Um dir drei Stunden googlen und 265 Foren durchlesen zu ersparen, hier mein goldener Tipp: Frag direkt deine Krankenkasse, denn das ist überall verschieden! Im Forum kann dir Niemand weiterhelfen, aber deine Sachbearbeiterin bei der Versicherung. Unsere Krankenkasse hatte die Kosten leider nicht erstattet, aber knapp 80€ für 10 Stunden waren es meinem Mann wert, mitzukommen.

4. Am Besten den Geburtsvorbereitungskurs so früh wie möglich machen.
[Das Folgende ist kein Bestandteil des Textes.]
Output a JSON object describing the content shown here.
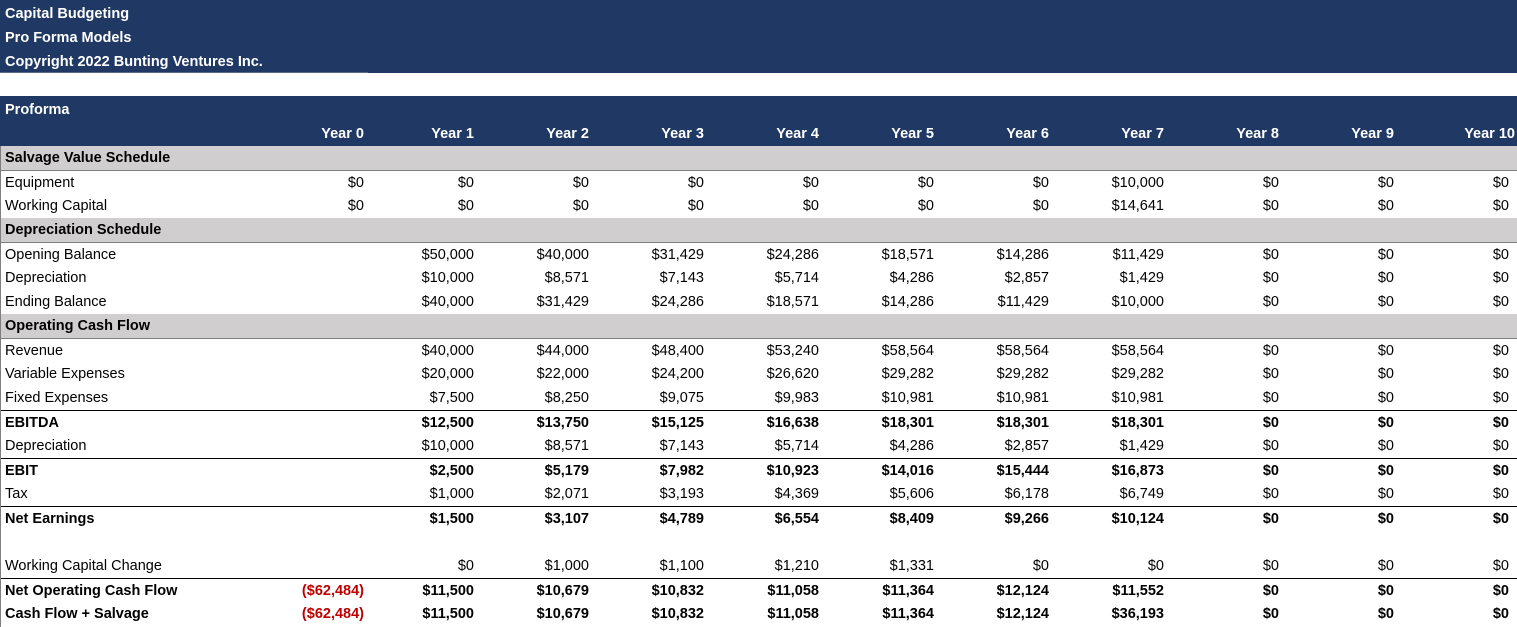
{
  "header": {
    "line1": "Capital Budgeting",
    "line2": "Pro Forma Models",
    "line3": "Copyright 2022 Bunting Ventures Inc."
  },
  "proforma": {
    "title": "Proforma",
    "years": [
      "Year 0",
      "Year 1",
      "Year 2",
      "Year 3",
      "Year 4",
      "Year 5",
      "Year 6",
      "Year 7",
      "Year 8",
      "Year 9",
      "Year 10"
    ]
  },
  "colors": {
    "header_bg": "#203864",
    "section_bg": "#d0cece",
    "negative": "#c00000"
  },
  "rows": [
    {
      "id": "salvage-value-schedule",
      "label": "Salvage Value Schedule",
      "type": "section",
      "values": [
        "",
        "",
        "",
        "",
        "",
        "",
        "",
        "",
        "",
        "",
        ""
      ]
    },
    {
      "id": "equipment",
      "label": "Equipment",
      "values": [
        "$0",
        "$0",
        "$0",
        "$0",
        "$0",
        "$0",
        "$0",
        "$10,000",
        "$0",
        "$0",
        "$0"
      ]
    },
    {
      "id": "working-capital",
      "label": "Working Capital",
      "values": [
        "$0",
        "$0",
        "$0",
        "$0",
        "$0",
        "$0",
        "$0",
        "$14,641",
        "$0",
        "$0",
        "$0"
      ]
    },
    {
      "id": "depreciation-schedule",
      "label": "Depreciation Schedule",
      "type": "section",
      "values": [
        "",
        "",
        "",
        "",
        "",
        "",
        "",
        "",
        "",
        "",
        ""
      ]
    },
    {
      "id": "opening-balance",
      "label": "Opening Balance",
      "values": [
        "",
        "$50,000",
        "$40,000",
        "$31,429",
        "$24,286",
        "$18,571",
        "$14,286",
        "$11,429",
        "$0",
        "$0",
        "$0"
      ]
    },
    {
      "id": "depreciation-1",
      "label": "Depreciation",
      "values": [
        "",
        "$10,000",
        "$8,571",
        "$7,143",
        "$5,714",
        "$4,286",
        "$2,857",
        "$1,429",
        "$0",
        "$0",
        "$0"
      ]
    },
    {
      "id": "ending-balance",
      "label": "Ending Balance",
      "values": [
        "",
        "$40,000",
        "$31,429",
        "$24,286",
        "$18,571",
        "$14,286",
        "$11,429",
        "$10,000",
        "$0",
        "$0",
        "$0"
      ]
    },
    {
      "id": "operating-cash-flow",
      "label": "Operating Cash Flow",
      "type": "section",
      "values": [
        "",
        "",
        "",
        "",
        "",
        "",
        "",
        "",
        "",
        "",
        ""
      ]
    },
    {
      "id": "revenue",
      "label": "Revenue",
      "values": [
        "",
        "$40,000",
        "$44,000",
        "$48,400",
        "$53,240",
        "$58,564",
        "$58,564",
        "$58,564",
        "$0",
        "$0",
        "$0"
      ]
    },
    {
      "id": "variable-expenses",
      "label": "Variable Expenses",
      "values": [
        "",
        "$20,000",
        "$22,000",
        "$24,200",
        "$26,620",
        "$29,282",
        "$29,282",
        "$29,282",
        "$0",
        "$0",
        "$0"
      ]
    },
    {
      "id": "fixed-expenses",
      "label": "Fixed Expenses",
      "values": [
        "",
        "$7,500",
        "$8,250",
        "$9,075",
        "$9,983",
        "$10,981",
        "$10,981",
        "$10,981",
        "$0",
        "$0",
        "$0"
      ]
    },
    {
      "id": "ebitda",
      "label": "EBITDA",
      "type": "bold",
      "values": [
        "",
        "$12,500",
        "$13,750",
        "$15,125",
        "$16,638",
        "$18,301",
        "$18,301",
        "$18,301",
        "$0",
        "$0",
        "$0"
      ]
    },
    {
      "id": "depreciation-2",
      "label": "Depreciation",
      "values": [
        "",
        "$10,000",
        "$8,571",
        "$7,143",
        "$5,714",
        "$4,286",
        "$2,857",
        "$1,429",
        "$0",
        "$0",
        "$0"
      ]
    },
    {
      "id": "ebit",
      "label": "EBIT",
      "type": "bold",
      "values": [
        "",
        "$2,500",
        "$5,179",
        "$7,982",
        "$10,923",
        "$14,016",
        "$15,444",
        "$16,873",
        "$0",
        "$0",
        "$0"
      ]
    },
    {
      "id": "tax",
      "label": "Tax",
      "values": [
        "",
        "$1,000",
        "$2,071",
        "$3,193",
        "$4,369",
        "$5,606",
        "$6,178",
        "$6,749",
        "$0",
        "$0",
        "$0"
      ]
    },
    {
      "id": "net-earnings",
      "label": "Net Earnings",
      "type": "bold",
      "values": [
        "",
        "$1,500",
        "$3,107",
        "$4,789",
        "$6,554",
        "$8,409",
        "$9,266",
        "$10,124",
        "$0",
        "$0",
        "$0"
      ]
    },
    {
      "id": "blank",
      "label": "",
      "values": [
        "",
        "",
        "",
        "",
        "",
        "",
        "",
        "",
        "",
        "",
        ""
      ]
    },
    {
      "id": "working-capital-change",
      "label": "Working Capital Change",
      "values": [
        "",
        "$0",
        "$1,000",
        "$1,100",
        "$1,210",
        "$1,331",
        "$0",
        "$0",
        "$0",
        "$0",
        "$0"
      ]
    },
    {
      "id": "net-operating-cash-flow",
      "label": "Net Operating Cash Flow",
      "type": "bold",
      "values": [
        "($62,484)",
        "$11,500",
        "$10,679",
        "$10,832",
        "$11,058",
        "$11,364",
        "$12,124",
        "$11,552",
        "$0",
        "$0",
        "$0"
      ]
    },
    {
      "id": "cash-flow-salvage",
      "label": "Cash Flow + Salvage",
      "type": "bold",
      "values": [
        "($62,484)",
        "$11,500",
        "$10,679",
        "$10,832",
        "$11,058",
        "$11,364",
        "$12,124",
        "$36,193",
        "$0",
        "$0",
        "$0"
      ]
    }
  ]
}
Dazu kann ich nur sagen: Buchen so früh wie möglich, mitmachen so spät wie möglich. Da die Kurse schnell belegt sind, am Besten bis spätestens zur 20. SSW anmelden. Der Kurs selbst sollte etwa 3-4 Wochen vor der geplanten Geburt enden. So bist du auch noch richtig „drin“, kannst dich vielleicht besser an Techniken erinnern und profitierst am Meisten von den Massageübungen gegen die Schmerzen u.ä.

5. Im Kurs werden Horrorgeschichten über anstrengende Geburten erzählt, die mich nur noch nervöser machen.
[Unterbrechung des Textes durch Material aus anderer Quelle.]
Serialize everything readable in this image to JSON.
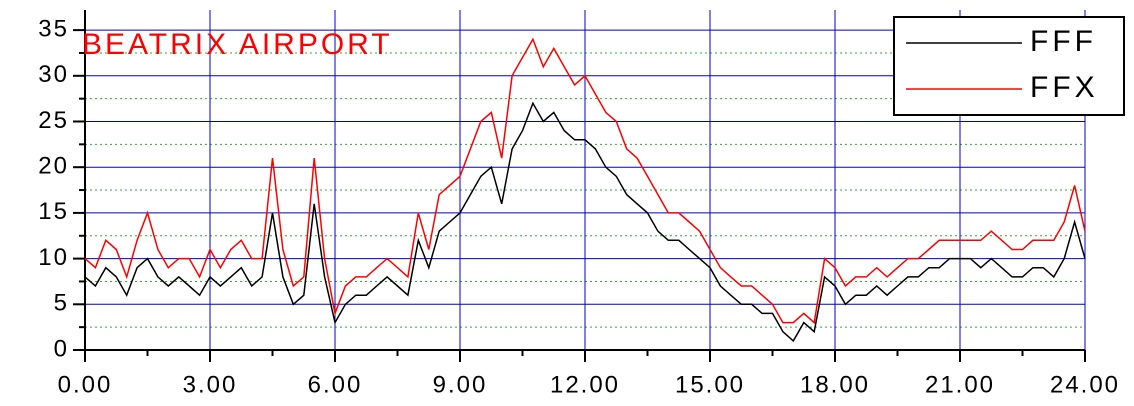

Da bei uns im Kurs alle Frauen Erstgebärende waren, konnte zumindest aus der Richtung schon mal keine Horrorgeschichte auf uns zukommen à la „Die Geburt dauerte 36 Stunden! Und dann mussten sie ihn mit der Geburtszange holen! Und diese Schmeeeeerzen! Grauenvoll!“ Die Hebamme verschonte uns auch mit derartigen Szenarien, sondern erklärte uns lieber ruhig und sachlich, wie so eine Geburt in der Regel von Statten geht, zeigte unseren Partnern schmerzlindernde Massagepunkte und uns Frauen die verschiedenen Möglichkeiten, das Kind auf die Welt zu bringen. Das einzig Schockierende, das ich mit ansehen musste, war ein älteres Video über eine Geburt, bei der der Filmende zwischen die Beine der Frau, also voll auf den Ausgang des Geburtskanals draufhielt. Das möchte man in der Regel auch als Frau nicht mit ansehen. Also ein letzter Tipp an alle Väter: Immer schön seitlich filmen und schon gar nicht unterhalb der Taille deiner Frau!
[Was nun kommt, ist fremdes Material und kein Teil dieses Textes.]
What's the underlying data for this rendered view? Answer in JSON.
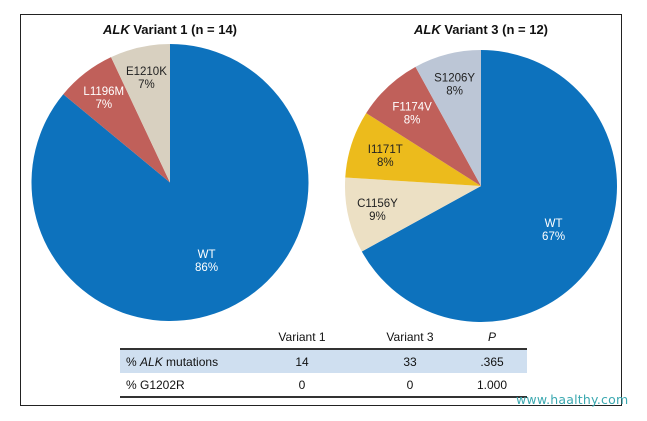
{
  "chart_data": [
    {
      "type": "pie",
      "title_italic": "ALK",
      "title_rest": " Variant 1 (n = 14)",
      "slices": [
        {
          "label": "WT",
          "value": 86,
          "percent_label": "86%",
          "color": "#0d72bd",
          "text_color": "#ffffff"
        },
        {
          "label": "L1196M",
          "value": 7,
          "percent_label": "7%",
          "color": "#c0605a",
          "text_color": "#ffffff"
        },
        {
          "label": "E1210K",
          "value": 7,
          "percent_label": "7%",
          "color": "#d8d0c0",
          "text_color": "#222222"
        }
      ],
      "start": "12 o'clock",
      "direction": "clockwise"
    },
    {
      "type": "pie",
      "title_italic": "ALK",
      "title_rest": " Variant 3 (n = 12)",
      "slices": [
        {
          "label": "WT",
          "value": 67,
          "percent_label": "67%",
          "color": "#0d72bd",
          "text_color": "#ffffff"
        },
        {
          "label": "C1156Y",
          "value": 9,
          "percent_label": "9%",
          "color": "#ece0c4",
          "text_color": "#222222"
        },
        {
          "label": "I1171T",
          "value": 8,
          "percent_label": "8%",
          "color": "#ecbb1c",
          "text_color": "#222222"
        },
        {
          "label": "F1174V",
          "value": 8,
          "percent_label": "8%",
          "color": "#c0605a",
          "text_color": "#ffffff"
        },
        {
          "label": "S1206Y",
          "value": 8,
          "percent_label": "8%",
          "color": "#bcc6d6",
          "text_color": "#222222"
        }
      ],
      "start": "12 o'clock",
      "direction": "clockwise"
    }
  ],
  "table": {
    "headers": [
      "",
      "Variant 1",
      "Variant 3",
      "P"
    ],
    "rows": [
      {
        "label_prefix": "% ",
        "label_italic": "ALK",
        "label_suffix": " mutations",
        "values": [
          "14",
          "33",
          ".365"
        ]
      },
      {
        "label_prefix": "% G1202R",
        "label_italic": "",
        "label_suffix": "",
        "values": [
          "0",
          "0",
          "1.000"
        ]
      }
    ]
  },
  "watermark": "www.haalthy.com"
}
Mein Gesamtfazit zum Geburtsvorbereitungskurs:
Mitmachen lohnt sich in der Regel für alle Erstgebärenden inkl. werdender Papas! Der Geburt wird der Schrecken schon ein wenig genommen (ganz geht einfach nicht!) und man lernt in der Regel nette, zum Teil auch schräge und lustige Pärchen kennen. Wir hatten auch einen Wickelkurs dazugebucht, der uns sehr im Umgang mit Wickeln, Baden und allgemeiner Babypflege geholfen hat. Bei unserem Mini haben wir aber dann auf den Geburtsvorbereitungskurs verzichtet, ebenso wenig kann ich dir von der Rückbildungsgymnastik erzählen, die steht theoretisch auch noch aus…

Ein Gedanke zu „5 Vorurteile zum Geburtsvorbereitungskurs“

  1. Luise sagt:

    Vielen Dank für die ehrlichen Worte zum Thema Geburtsvorbereitungskurs. Unsere Geburtshelferin hat uns auch dazu geraten und empfohlen, die Scham zu überwinden. Gerade die gemeinsamen Atemübungen sollen sehr stark zusammenschweißen.